Ike Ekweremadu, Nigeria’s deputy Senate president, was permitted to go home after being questioned from morning till evening Tuesday by anti-graft detectives on Tuesday, Newsmen has learnt.
But the lawmaker was asked to return on Wednesday morning for further interrogation at the the Economic and Financial Crimes Commission’s headquarters in Abuja, two senior officials told Newsmen Wednesday morning.
“We were not satisfied with the answers he gave us yesterday, but we extended an administrative bail to him,” one source said. “We are, however, waiting for him to return today for the second day of clarification.”
Mr Ekweremadu turned himself in at the EFCC office Tuesday morning, following days of tension between him and operatives working on leads they said suggested a pattern of questionable acquisition of properties within and outside Nigeria.
The politician has denied wrongdoing, accusing the EFCC of being on a witch-hunt to weaken his political stature.

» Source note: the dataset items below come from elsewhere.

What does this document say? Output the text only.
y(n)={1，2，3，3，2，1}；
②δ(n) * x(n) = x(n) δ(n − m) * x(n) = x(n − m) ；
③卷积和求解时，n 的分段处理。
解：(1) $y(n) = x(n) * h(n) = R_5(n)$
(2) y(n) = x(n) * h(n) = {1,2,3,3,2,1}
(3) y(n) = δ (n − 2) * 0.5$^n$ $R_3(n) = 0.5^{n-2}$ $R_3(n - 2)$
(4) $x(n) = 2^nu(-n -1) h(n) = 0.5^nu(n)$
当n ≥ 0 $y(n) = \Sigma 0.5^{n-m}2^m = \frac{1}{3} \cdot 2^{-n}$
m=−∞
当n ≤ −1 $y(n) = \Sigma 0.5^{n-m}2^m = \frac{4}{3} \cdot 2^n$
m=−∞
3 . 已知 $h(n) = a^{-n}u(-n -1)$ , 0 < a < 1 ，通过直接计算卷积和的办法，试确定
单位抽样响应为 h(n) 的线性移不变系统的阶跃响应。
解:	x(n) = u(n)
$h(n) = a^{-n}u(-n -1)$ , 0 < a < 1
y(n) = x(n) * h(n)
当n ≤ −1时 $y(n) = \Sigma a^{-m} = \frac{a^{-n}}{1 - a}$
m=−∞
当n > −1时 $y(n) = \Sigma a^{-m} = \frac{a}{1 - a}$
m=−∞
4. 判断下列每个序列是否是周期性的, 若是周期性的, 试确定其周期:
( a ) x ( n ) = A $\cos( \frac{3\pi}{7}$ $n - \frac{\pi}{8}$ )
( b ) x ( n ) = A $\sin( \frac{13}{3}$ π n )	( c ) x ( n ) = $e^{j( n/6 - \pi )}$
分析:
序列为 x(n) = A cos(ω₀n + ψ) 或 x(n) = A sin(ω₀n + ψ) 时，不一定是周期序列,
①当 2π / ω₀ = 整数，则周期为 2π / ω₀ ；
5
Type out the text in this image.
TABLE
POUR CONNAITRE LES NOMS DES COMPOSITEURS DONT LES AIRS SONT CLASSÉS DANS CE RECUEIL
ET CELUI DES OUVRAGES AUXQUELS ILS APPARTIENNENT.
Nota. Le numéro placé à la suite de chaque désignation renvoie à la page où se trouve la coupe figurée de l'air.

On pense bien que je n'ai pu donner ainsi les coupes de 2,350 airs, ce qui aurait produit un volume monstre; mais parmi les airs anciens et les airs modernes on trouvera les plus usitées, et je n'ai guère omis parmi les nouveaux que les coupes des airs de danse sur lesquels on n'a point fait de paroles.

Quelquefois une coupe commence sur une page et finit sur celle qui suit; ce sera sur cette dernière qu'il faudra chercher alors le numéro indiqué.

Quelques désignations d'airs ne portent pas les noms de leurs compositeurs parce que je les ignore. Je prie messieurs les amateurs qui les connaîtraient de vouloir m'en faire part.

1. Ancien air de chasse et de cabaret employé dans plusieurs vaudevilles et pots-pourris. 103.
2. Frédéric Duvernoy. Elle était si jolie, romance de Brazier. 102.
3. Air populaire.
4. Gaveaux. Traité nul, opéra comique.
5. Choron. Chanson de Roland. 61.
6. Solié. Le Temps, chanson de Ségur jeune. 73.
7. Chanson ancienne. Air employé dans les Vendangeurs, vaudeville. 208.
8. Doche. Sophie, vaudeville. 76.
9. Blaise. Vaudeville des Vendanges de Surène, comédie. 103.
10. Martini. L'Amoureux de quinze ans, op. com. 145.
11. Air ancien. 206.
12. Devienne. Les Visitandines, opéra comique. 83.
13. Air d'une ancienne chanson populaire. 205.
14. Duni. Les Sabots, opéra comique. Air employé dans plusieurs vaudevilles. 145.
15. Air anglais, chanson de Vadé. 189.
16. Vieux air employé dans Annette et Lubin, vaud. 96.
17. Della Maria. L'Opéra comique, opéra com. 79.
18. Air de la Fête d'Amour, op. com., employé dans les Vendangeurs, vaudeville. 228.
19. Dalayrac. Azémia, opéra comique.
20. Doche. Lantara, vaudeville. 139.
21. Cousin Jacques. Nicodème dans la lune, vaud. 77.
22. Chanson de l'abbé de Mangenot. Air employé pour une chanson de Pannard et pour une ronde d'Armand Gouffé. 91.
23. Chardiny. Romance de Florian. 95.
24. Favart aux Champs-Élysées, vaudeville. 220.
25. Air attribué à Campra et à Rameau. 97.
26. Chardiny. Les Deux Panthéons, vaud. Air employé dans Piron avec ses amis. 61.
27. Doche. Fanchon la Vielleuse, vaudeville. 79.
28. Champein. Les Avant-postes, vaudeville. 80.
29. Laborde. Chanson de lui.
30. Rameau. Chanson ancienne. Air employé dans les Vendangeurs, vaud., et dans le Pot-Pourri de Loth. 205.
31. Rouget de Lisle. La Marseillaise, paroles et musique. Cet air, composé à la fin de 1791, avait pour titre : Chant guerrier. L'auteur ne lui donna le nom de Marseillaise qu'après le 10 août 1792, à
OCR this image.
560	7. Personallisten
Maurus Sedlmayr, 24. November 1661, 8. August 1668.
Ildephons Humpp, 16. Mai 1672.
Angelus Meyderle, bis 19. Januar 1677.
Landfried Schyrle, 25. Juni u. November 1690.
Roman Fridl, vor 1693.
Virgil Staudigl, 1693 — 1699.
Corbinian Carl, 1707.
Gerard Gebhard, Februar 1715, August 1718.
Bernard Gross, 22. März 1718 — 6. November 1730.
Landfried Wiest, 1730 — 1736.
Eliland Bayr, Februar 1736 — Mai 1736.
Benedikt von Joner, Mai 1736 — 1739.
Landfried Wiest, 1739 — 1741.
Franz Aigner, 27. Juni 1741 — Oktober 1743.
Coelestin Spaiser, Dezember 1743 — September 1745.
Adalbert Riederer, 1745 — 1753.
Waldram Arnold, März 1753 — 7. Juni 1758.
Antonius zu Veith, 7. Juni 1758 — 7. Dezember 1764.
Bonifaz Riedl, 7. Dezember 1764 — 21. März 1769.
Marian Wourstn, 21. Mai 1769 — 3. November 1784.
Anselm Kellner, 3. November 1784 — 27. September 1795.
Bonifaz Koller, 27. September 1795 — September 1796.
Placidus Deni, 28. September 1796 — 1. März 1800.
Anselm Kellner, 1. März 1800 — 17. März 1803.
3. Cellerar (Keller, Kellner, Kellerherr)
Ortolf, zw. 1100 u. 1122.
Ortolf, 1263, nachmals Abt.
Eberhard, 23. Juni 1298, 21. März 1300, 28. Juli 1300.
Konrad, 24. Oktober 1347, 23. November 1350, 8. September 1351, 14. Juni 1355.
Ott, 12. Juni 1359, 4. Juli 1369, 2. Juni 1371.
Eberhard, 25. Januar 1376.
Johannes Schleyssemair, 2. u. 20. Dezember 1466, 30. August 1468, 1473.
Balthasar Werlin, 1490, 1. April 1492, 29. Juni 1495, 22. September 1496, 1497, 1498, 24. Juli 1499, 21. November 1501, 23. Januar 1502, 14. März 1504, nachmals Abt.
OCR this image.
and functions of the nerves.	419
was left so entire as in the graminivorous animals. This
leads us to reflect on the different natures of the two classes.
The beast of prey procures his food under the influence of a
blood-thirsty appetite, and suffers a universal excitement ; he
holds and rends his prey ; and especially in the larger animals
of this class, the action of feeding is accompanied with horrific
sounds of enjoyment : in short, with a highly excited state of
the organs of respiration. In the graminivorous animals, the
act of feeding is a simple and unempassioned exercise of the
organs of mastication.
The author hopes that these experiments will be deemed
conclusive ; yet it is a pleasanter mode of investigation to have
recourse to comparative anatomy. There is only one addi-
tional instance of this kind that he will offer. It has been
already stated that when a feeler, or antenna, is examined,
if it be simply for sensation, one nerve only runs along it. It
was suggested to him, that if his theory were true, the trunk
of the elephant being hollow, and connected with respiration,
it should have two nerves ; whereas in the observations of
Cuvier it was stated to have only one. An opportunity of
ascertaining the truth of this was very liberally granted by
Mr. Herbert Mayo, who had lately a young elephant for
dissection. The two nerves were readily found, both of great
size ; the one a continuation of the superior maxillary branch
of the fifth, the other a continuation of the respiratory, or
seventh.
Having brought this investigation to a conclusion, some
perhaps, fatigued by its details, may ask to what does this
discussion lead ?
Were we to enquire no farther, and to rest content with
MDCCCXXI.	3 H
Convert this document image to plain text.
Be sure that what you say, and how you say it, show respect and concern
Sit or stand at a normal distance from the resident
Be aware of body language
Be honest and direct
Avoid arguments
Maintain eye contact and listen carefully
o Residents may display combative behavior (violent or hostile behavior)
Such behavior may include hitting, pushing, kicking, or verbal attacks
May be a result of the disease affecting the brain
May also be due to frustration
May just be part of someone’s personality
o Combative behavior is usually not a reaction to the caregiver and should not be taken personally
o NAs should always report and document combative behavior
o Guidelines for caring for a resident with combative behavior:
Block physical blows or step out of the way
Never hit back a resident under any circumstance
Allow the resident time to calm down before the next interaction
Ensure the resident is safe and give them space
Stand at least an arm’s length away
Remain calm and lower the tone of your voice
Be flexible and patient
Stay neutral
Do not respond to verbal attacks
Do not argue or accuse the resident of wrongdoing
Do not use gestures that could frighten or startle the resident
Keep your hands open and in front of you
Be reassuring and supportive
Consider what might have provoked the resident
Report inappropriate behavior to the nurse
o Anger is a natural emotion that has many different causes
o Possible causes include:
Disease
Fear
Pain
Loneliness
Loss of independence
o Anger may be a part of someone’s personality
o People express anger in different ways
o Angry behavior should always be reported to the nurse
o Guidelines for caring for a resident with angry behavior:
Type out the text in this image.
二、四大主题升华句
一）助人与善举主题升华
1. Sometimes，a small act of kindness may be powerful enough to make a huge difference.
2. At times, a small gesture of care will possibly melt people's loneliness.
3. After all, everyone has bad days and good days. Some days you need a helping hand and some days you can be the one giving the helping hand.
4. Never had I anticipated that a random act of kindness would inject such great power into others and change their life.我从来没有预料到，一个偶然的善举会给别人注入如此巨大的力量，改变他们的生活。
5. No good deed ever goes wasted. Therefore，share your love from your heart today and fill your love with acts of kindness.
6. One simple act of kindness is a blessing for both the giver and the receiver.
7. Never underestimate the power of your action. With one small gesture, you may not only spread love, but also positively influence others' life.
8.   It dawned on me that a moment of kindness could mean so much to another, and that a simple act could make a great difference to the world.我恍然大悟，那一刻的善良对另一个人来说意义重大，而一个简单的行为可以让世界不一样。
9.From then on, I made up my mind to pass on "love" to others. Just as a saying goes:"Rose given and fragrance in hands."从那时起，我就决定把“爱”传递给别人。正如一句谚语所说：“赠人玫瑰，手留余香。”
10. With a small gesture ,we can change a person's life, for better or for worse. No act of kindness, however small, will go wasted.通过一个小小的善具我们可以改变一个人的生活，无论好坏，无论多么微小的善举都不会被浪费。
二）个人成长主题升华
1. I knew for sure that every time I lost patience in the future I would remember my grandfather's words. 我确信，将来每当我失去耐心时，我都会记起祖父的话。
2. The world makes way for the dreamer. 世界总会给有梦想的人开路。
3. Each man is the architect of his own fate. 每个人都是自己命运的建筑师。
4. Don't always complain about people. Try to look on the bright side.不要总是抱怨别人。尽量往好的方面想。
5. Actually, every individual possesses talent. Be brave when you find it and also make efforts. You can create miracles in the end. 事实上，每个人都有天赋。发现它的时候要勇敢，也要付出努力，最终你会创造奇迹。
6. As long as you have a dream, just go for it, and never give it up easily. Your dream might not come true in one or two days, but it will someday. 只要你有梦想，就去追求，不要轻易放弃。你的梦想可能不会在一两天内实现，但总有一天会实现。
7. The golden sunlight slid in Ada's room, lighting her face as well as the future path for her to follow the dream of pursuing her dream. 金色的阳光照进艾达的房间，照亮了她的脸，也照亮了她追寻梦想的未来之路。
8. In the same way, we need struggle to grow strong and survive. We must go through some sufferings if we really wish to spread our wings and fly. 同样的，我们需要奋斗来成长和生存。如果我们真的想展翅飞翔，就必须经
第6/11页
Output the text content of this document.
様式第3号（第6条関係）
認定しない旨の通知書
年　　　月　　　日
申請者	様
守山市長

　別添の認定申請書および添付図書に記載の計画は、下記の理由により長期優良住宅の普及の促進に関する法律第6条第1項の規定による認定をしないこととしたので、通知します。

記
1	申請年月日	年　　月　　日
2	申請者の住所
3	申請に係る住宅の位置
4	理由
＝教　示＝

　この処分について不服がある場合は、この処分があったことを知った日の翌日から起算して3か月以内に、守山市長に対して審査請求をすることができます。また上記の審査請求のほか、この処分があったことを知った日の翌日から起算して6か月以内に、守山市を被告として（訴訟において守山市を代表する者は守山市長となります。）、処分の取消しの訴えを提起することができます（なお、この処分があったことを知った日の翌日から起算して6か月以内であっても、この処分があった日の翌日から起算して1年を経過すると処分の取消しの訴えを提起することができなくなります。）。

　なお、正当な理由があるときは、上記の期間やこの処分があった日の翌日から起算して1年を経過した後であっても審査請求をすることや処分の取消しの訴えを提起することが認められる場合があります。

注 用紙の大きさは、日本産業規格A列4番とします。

A source at the EFCC said the agency would not be distracted by Mr Ekweremadu’s “desperate attempts to politicise” a potential case of stealing in public service being unearthed against him.
Several properties linked to Mr Ekweremadu have reportedly been uncovered in multiple jurisdictions, including the United Kingdom, United States and the United Arab Emirates. Operatives questioned him specifically on this throughout yesterday, it was learnt.
Mr Ekweremadu said most of the properties, which were traced by the presidential panel on recovery of fraudulently-acquired properties, were “fictitious,” but failed to clarify which of them actually belonged to him, or whether they were appropriately declared in his asset declaration filings.
EFCC officials could not immediately say when Mr Ekweremadu would appear today as scheduled, but said they have no concerns that he may not appear at all.